TNews, NASIONAL – Lagi dan lagi massa yang berasal dari beragam organisasi masyarakat (ormas) berkumpul demi menggaungkan orasi. Namun kali ini ormas-ormas dari mulai Front Pembela Islam (FPI), GNPF Ulama, hingga Persaudaraan Ulama (PA) 212 itu sedikit berbeda dalam gelaran aksinya.

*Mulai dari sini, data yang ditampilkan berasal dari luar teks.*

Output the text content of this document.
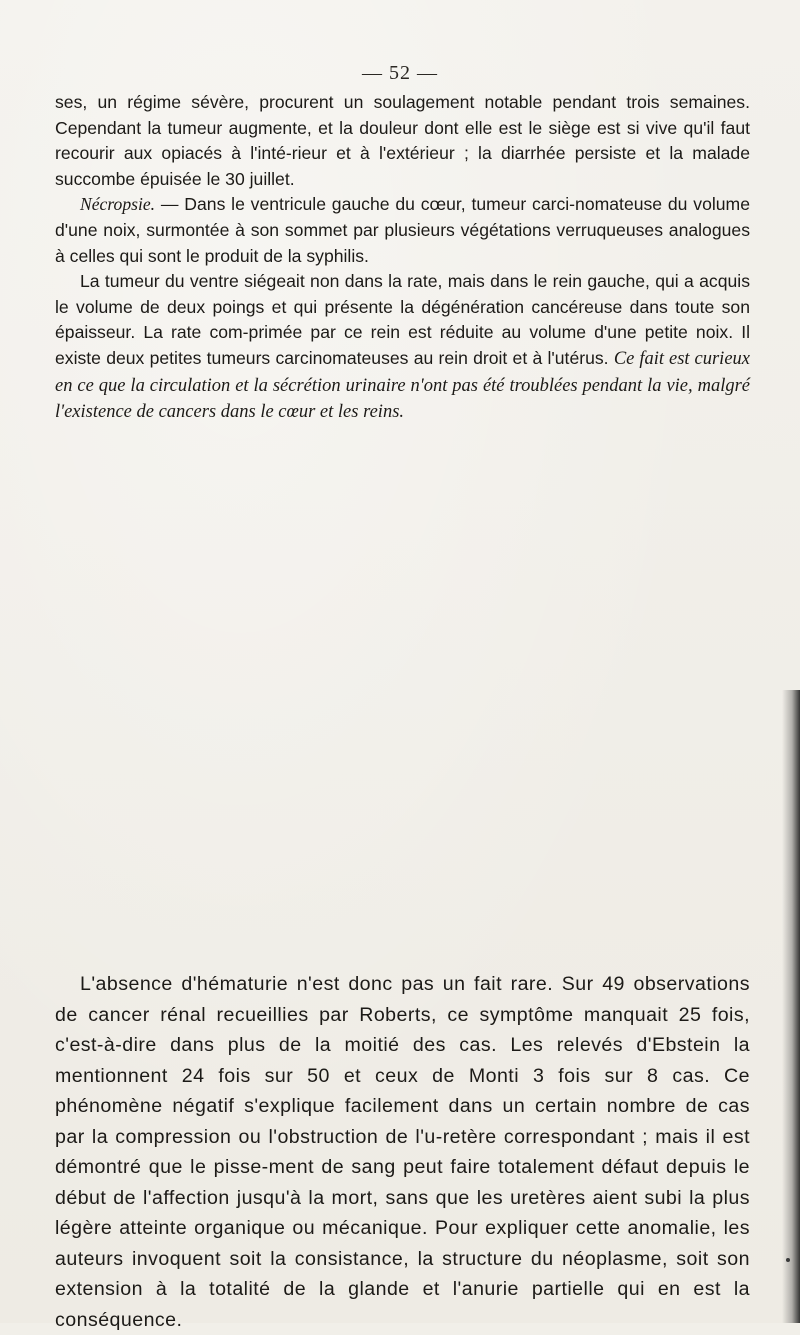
— 52 —

ses, un régime sévère, procurent un soulagement notable pendant trois semaines. Cependant la tumeur augmente, et la douleur dont elle est le siège est si vive qu'il faut recourir aux opiacés à l'inté-rieur et à l'extérieur ; la diarrhée persiste et la malade succombe épuisée le 30 juillet.

Nécropsie. — Dans le ventricule gauche du cœur, tumeur carci-nomateuse du volume d'une noix, surmontée à son sommet par plusieurs végétations verruqueuses analogues à celles qui sont le produit de la syphilis.

La tumeur du ventre siégeait non dans la rate, mais dans le rein gauche, qui a acquis le volume de deux poings et qui présente la dégénération cancéreuse dans toute son épaisseur. La rate com-primée par ce rein est réduite au volume d'une petite noix. Il existe deux petites tumeurs carcinomateuses au rein droit et à l'utérus. Ce fait est curieux en ce que la circulation et la sécrétion urinaire n'ont pas été troublées pendant la vie, malgré l'existence de cancers dans le cœur et les reins.

L'absence d'hématurie n'est donc pas un fait rare. Sur 49 observations de cancer rénal recueillies par Roberts, ce symptôme manquait 25 fois, c'est-à-dire dans plus de la moitié des cas. Les relevés d'Ebstein la mentionnent 24 fois sur 50 et ceux de Monti 3 fois sur 8 cas. Ce phénomène négatif s'explique facilement dans un certain nombre de cas par la compression ou l'obstruction de l'u-retère correspondant ; mais il est démontré que le pisse-ment de sang peut faire totalement défaut depuis le début de l'affection jusqu'à la mort, sans que les uretères aient subi la plus légère atteinte organique ou mécanique. Pour expliquer cette anomalie, les auteurs invoquent soit la consistance, la structure du néoplasme, soit son extension à la totalité de la glande et l'anurie partielle qui en est la conséquence.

Bila biasanya massa aksi menuju ke Istana Kepresidenan atau Gedung DPR, kali ini massa berkumpul di satu tanah lapang di kawasan Kebayoran Lama, Jakarta Selatan pada Minggu, 5 Juli 2020. Lapangan Ahmad Yani yang tak jauh dari Gandaria City Mall itu menjadi titik kumpul massa di kala Pembatasan Sosial Berskala Besar (PSBB) Transisi berlaku di Ibu Kota.
Pangkal persoalan yang membuat massa itu kembali berkerumun yaitu tentang Rancangan Undang-Undang Haluan Ideologi Pancasila atau RUU HIP yang merupakan usulan DPR. Memangnya kenapa?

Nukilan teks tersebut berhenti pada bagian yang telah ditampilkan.